I've tried getting bru n water but it loads up on the tablet but cannot input anything in the boxes.
 
danb said:
Is it more likely they said 0.117 of magnesium and I missed the ppoint?
it's more likely that they said 11.7 even Eric who lives on the magnesium limestone of the NE doesn't have a magnesium content that high (117)
 
Should I give them a ring to confirm aleman? Or is safe to say it will definitely have been 11.7.
Is the reading of 93 what pittsy said or 125 for calcium what I should enter?
On brewers friend calculator it asks for hco3 is this what I'll find out when testing the alkalinity? Although I thought that was caco3.
Cheers
 
Alkalinity can be expressed in different ways. Have a look at Grahams Water Treatment Calculator (google it). Lots of info on there and a relatively simple calculator.

p.s. my magnesium is 9.4 ish.
 
Entering hardness without alkalinity and the other readouts for 40l I'm getting 45ml or crs to be added.
 
Ordered 5kg of lager malt and a bottle of AMS too from murphys. Grahams water calculator can be entered as hardness and not alkalinity which gives me the same figure of 45ml in 40l on the lager profile.

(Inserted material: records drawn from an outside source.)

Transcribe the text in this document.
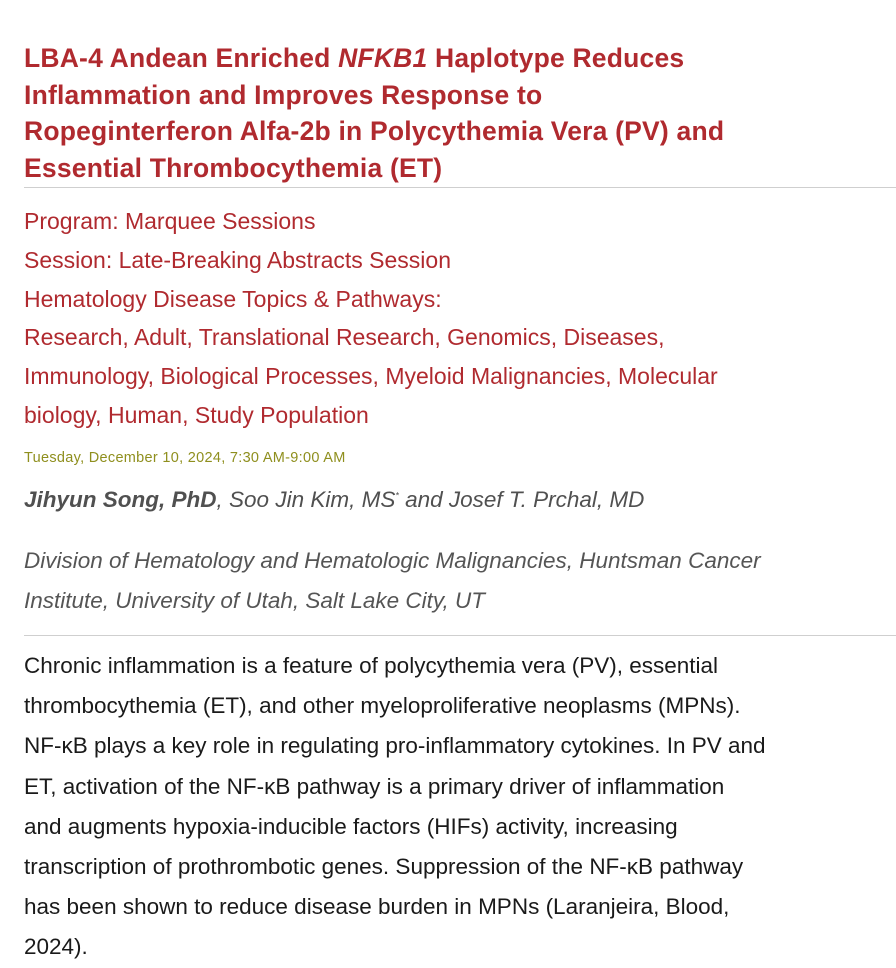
LBA-4 Andean Enriched NFKB1 Haplotype Reduces
Inflammation and Improves Response to
Ropeginterferon Alfa-2b in Polycythemia Vera (PV) and
Essential Thrombocythemia (ET)
Program: Marquee Sessions
Session: Late-Breaking Abstracts Session
Hematology Disease Topics & Pathways:
Research, Adult, Translational Research, Genomics, Diseases,
Immunology, Biological Processes, Myeloid Malignancies, Molecular
biology, Human, Study Population
Tuesday, December 10, 2024, 7:30 AM-9:00 AM
Jihyun Song, PhD, Soo Jin Kim, MS* and Josef T. Prchal, MD
Division of Hematology and Hematologic Malignancies, Huntsman Cancer
Institute, University of Utah, Salt Lake City, UT
Chronic inflammation is a feature of polycythemia vera (PV), essential
thrombocythemia (ET), and other myeloproliferative neoplasms (MPNs).
NF-κB plays a key role in regulating pro-inflammatory cytokines. In PV and
ET, activation of the NF-κB pathway is a primary driver of inflammation
and augments hypoxia-inducible factors (HIFs) activity, increasing
transcription of prothrombotic genes. Suppression of the NF-κB pathway
has been shown to reduce disease burden in MPNs (Laranjeira, Blood,
2024).
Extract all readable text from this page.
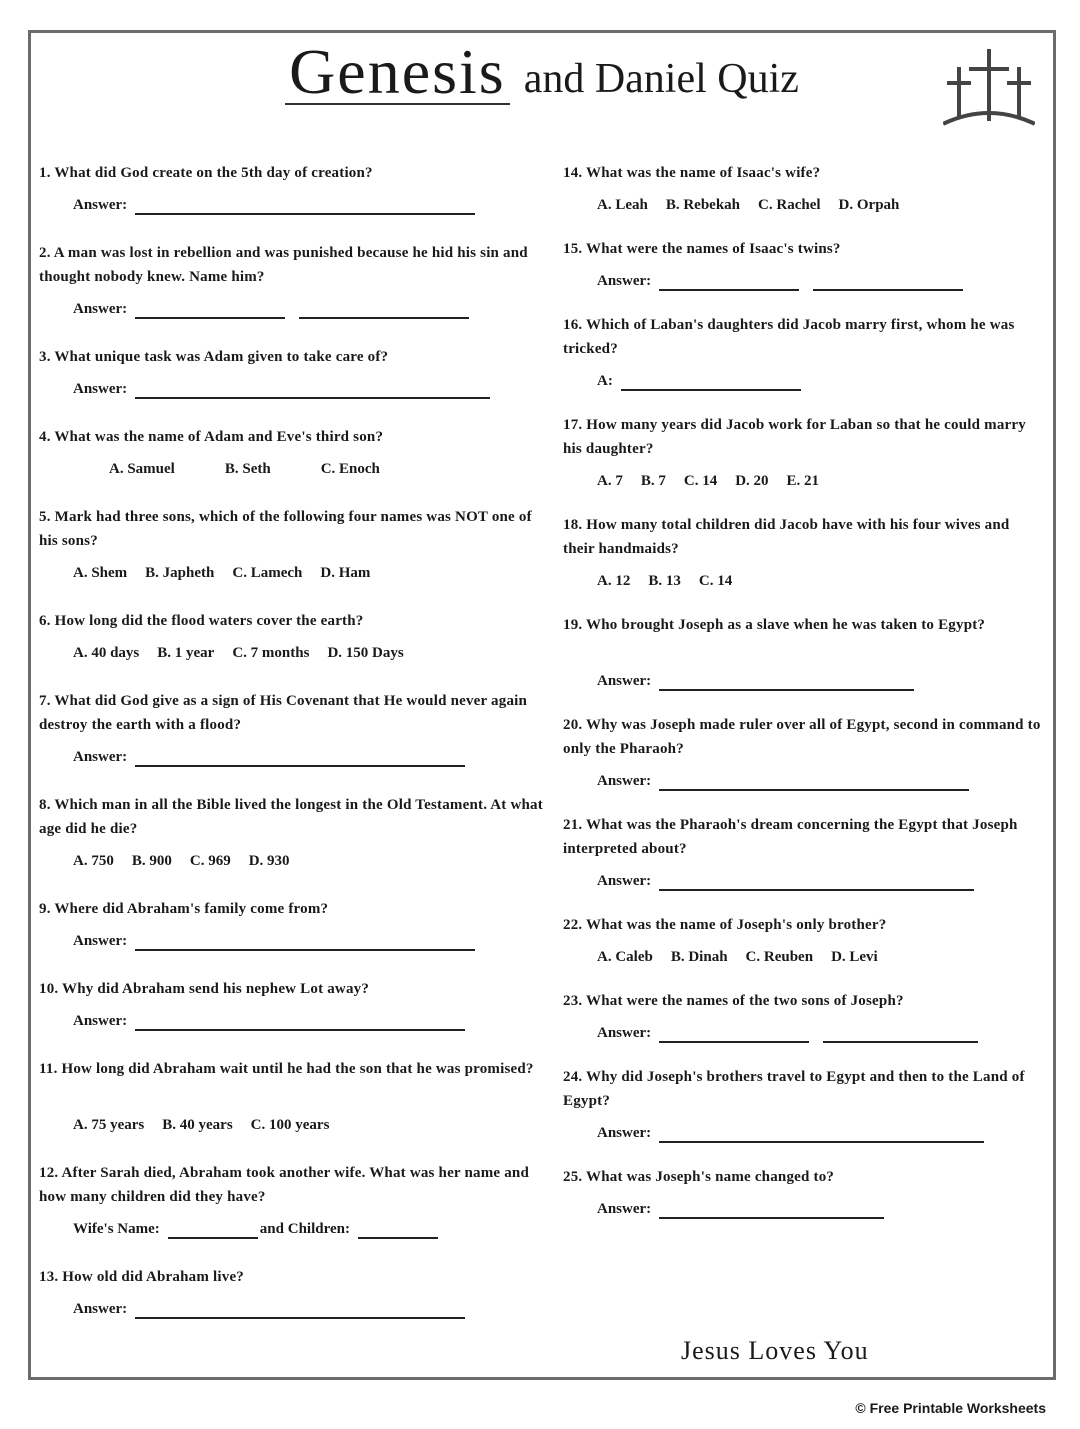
Genesis and Daniel Quiz
1. What did God create on the 5th day of creation?
Answer:
2. A man was lost in rebellion and was punished because he hid his sin and thought nobody knew. Name him?
Answer:
3. What unique task was Adam given to take care of?
Answer:
4. What was the name of Adam and Eve's third son?
A. Samuel	B. Seth	C. Enoch
5. Mark had three sons, which of the following four names was NOT one of his sons?
A. Shem B. Japheth C. Lamech D. Ham
6. How long did the flood waters cover the earth?
A. 40 days B. 1 year C. 7 months D. 150 Days
7. What did God give as a sign of His Covenant that He would never again destroy the earth with a flood?
Answer:
8. Which man in all the Bible lived the longest in the Old Testament. At what age did he die?
A. 750 B. 900 C. 969 D. 930
9. Where did Abraham's family come from?
Answer:
10. Why did Abraham send his nephew Lot away?
Answer:
11. How long did Abraham wait until he had the son that he was promised?
A. 75 years B. 40 years C. 100 years
12. After Sarah died, Abraham took another wife. What was her name and how many children did they have?
Wife's Name:	and Children:
13. How old did Abraham live?
Answer:
14. What was the name of Isaac's wife?
A. Leah B. Rebekah C. Rachel D. Orpah
15. What were the names of Isaac's twins?
Answer:
16. Which of Laban's daughters did Jacob marry first, whom he was tricked?
A:
17. How many years did Jacob work for Laban so that he could marry his daughter?
A. 7 B. 7 C. 14 D. 20 E. 21
18. How many total children did Jacob have with his four wives and their handmaids?
A. 12 B. 13 C. 14
19. Who brought Joseph as a slave when he was taken to Egypt?
Answer:
20. Why was Joseph made ruler over all of Egypt, second in command to only the Pharaoh?
Answer:
21. What was the Pharaoh's dream concerning the Egypt that Joseph interpreted about?
Answer:
22. What was the name of Joseph's only brother?
A. Caleb B. Dinah C. Reuben D. Levi
23. What were the names of the two sons of Joseph?
Answer:
24. Why did Joseph's brothers travel to Egypt and then to the Land of Egypt?
Answer:
25. What was Joseph's name changed to?
Answer:
Jesus Loves You
© Free Printable Worksheets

Ordering a saliferrt kit too but not sure I'll have it in time for brewday.
 
danb said:
Ordered 5kg of lager malt and a bottle of AMS too from murphys. Grahams water calculator can be entered as hardness and not alkalinity which gives me the same figure of 45ml in 40l on the lager profile.
Ordering a saliferrt kit too but not sure I'll have it in time for brewday.


If your close to Ilkeston or chilwell over the next few days I have a Salifert test kit you can borrow?
 
Well the test kit didn't come this morning so I'll have to hold off the brewday.